De la traque à la justice républicaine : Le défi de la constance (Par Talla Sylla)

En 2013, face à l’impératif de moralisation de la vie publique, notre plaidoyer pour une Commission Vérités et Transparence visait à doter la Nation d’un cadre de reddition des comptes au-dessus de la mêlée politique. Notre postulat était simple et demeure intact : il existe une convergence d’intérêt entre l’accusation et la défense – tous réclament la lumière. La véritable victoire du peuple sénégalais ne réside pas dans la simple sanction, mais dans l’établissement de la vérité au grand jour, par une procédure que nul ne pourrait contester.

Aujourd’hui, alors qu’un nouveau régime brandit l’étendard de la « reddition des comptes » avec une vigueur légitime, une inquiétude grandissante s’installe. Le combat contre la délinquance en col blanc, loin de se plier aux exigences de rigueur républicaine, semble par moment verser dans la précipitation et la sélectivité.

La constance du principe de justice nous oblige à dénoncer toute instrumentalisation, qu’elle vienne du régime d’hier ou de celui d’aujourd’hui.

Protéger les deniers du peuple, oui. Mais comment ?

La justice ne peut se contenter d’être efficace ; elle doit avant tout être juste. La multiplication des arrestations avant même que les preuves irréfutables soient publiquement et légalement établies, ou la pratique de l’incarcération préventive systématique, donnent l’impression que le chemin de la justice est perverti.

Des cas récents, où des personnalités comme Farba Ngom ou l’épouse de Madiambal Diagne sont ciblées en dépit de leur état de santé, mettent cruellement en lumière un manque de sagesse et de dignité républicaine.
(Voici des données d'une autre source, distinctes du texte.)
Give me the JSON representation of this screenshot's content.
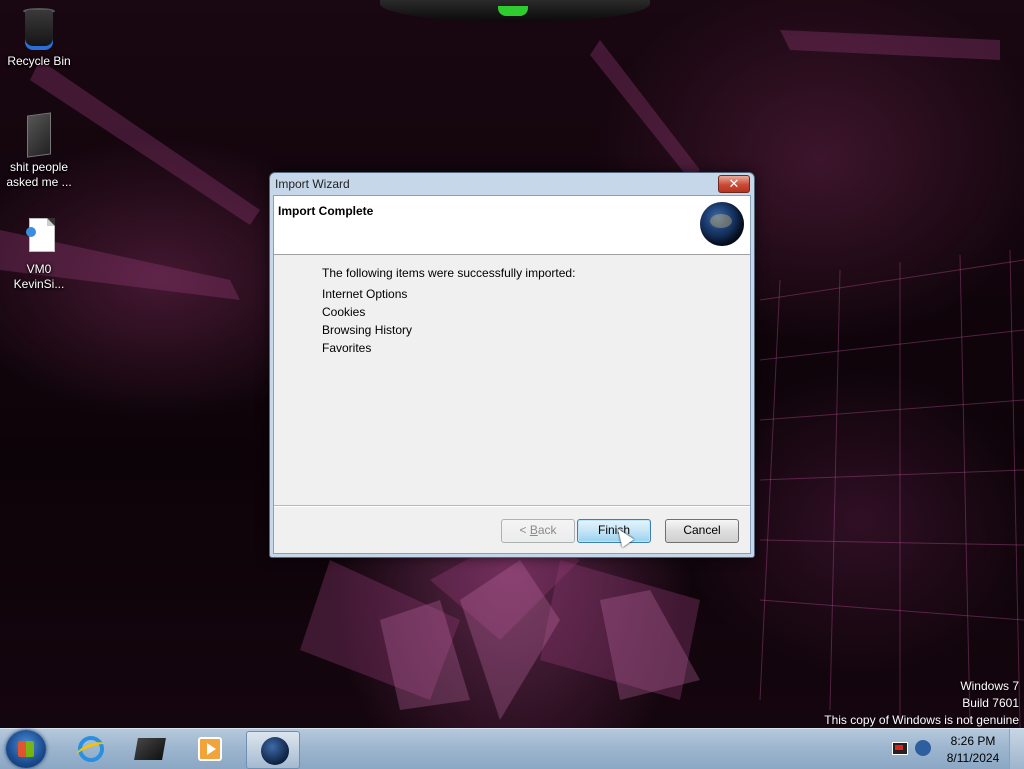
{
  "desktop": {
    "icons": [
      {
        "label": "Recycle Bin",
        "icon": "recycle-bin-icon"
      },
      {
        "label": "shit people asked me ...",
        "icon": "folder-icon"
      },
      {
        "label": "VM0 KevinSi...",
        "icon": "document-icon"
      }
    ]
  },
  "dialog": {
    "title": "Import Wizard",
    "close_label": "✕",
    "header": "Import Complete",
    "header_icon": "globe-icon",
    "intro": "The following items were successfully imported:",
    "items": [
      "Internet Options",
      "Cookies",
      "Browsing History",
      "Favorites"
    ],
    "buttons": {
      "back_prefix": "< ",
      "back_accel": "B",
      "back_rest": "ack",
      "finish": "Finish",
      "cancel": "Cancel"
    }
  },
  "watermark": {
    "line1": "Windows 7",
    "line2": "Build 7601",
    "line3": "This copy of Windows is not genuine"
  },
  "taskbar": {
    "start": "windows-start-icon",
    "pinned": [
      "internet-explorer-icon",
      "box-app-icon",
      "media-player-icon"
    ],
    "active": "globe-app-icon",
    "clock": {
      "time": "8:26 PM",
      "date": "8/11/2024"
    }
  }
}
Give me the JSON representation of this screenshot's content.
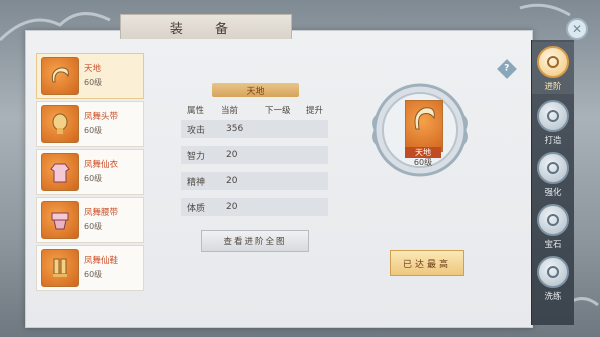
{
  "window": {
    "title": "装 备"
  },
  "items": [
    {
      "name": "天地",
      "level": "60级",
      "selected": true
    },
    {
      "name": "凤舞头带",
      "level": "60级",
      "selected": false
    },
    {
      "name": "凤舞仙衣",
      "level": "60级",
      "selected": false
    },
    {
      "name": "凤舞腰带",
      "level": "60级",
      "selected": false
    },
    {
      "name": "凤舞仙鞋",
      "level": "60级",
      "selected": false
    }
  ],
  "stats": {
    "title": "天地",
    "headers": {
      "attr": "属性",
      "current": "当前",
      "next": "下一级",
      "boost": "提升"
    },
    "rows": [
      {
        "name": "攻击",
        "value": "356"
      },
      {
        "name": "智力",
        "value": "20"
      },
      {
        "name": "精神",
        "value": "20"
      },
      {
        "name": "体质",
        "value": "20"
      }
    ]
  },
  "buttons": {
    "preview": "查看进阶全图",
    "max": "已达最高",
    "help": "?",
    "close": "✕"
  },
  "medallion": {
    "name": "天地",
    "level": "60级"
  },
  "nav": [
    {
      "label": "进阶",
      "active": true
    },
    {
      "label": "打造",
      "active": false
    },
    {
      "label": "强化",
      "active": false
    },
    {
      "label": "宝石",
      "active": false
    },
    {
      "label": "洗练",
      "active": false
    }
  ],
  "colors": {
    "accent": "#d6a45a",
    "item_name": "#c9502a",
    "panel": "#e7e9ec",
    "nav": "#434c55"
  }
}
L’État ne doit jamais échanger la présomption d’innocence et le respect de la personne humaine contre une présomption de culpabilité fondée sur la seule ardeur politique.

Notre position est constante et cohérente :

  • Priorité à l’Instruction Impeccable : La véritable force de la reddition des comptes réside dans la qualité des audits et la solidité des preuves établies par les corps de contrôle (Cour des comptes, IGE). C’est sur cette base, et non sur la seule rumeur politique, que l’action judiciaire doit se déployer.
  • Le Droit à la Lumière : Le traitement républicain exige des procédures qui garantissent l’équité et la transparence. La Justice ne doit pas être un théâtre, mais un lieu où l’on garantit l’accès aux droits et la dignité, même aux plus grands accusés.
  • L’Évitement du Règlement de Comptes : La lutte contre la corruption doit être transpartisane. Si elle ne vise que les adversaires du moment, elle perd toute légitimité morale et républicaine pour devenir un simple outil de liquidation politique.

Le peuple sénégalais a soif de vérité et de justice, pas de vengeance sélective. La protection des deniers publics n’exige ni précipitation, ni pratiques douteuses. Elle exige le courage d’appliquer le droit avec la rigueur du juge et la sagesse du législateur, afin que la « reddition des comptes » ne soit pas le triomphe d’un camp, mais la victoire définitive de la Loi sur l’impunité.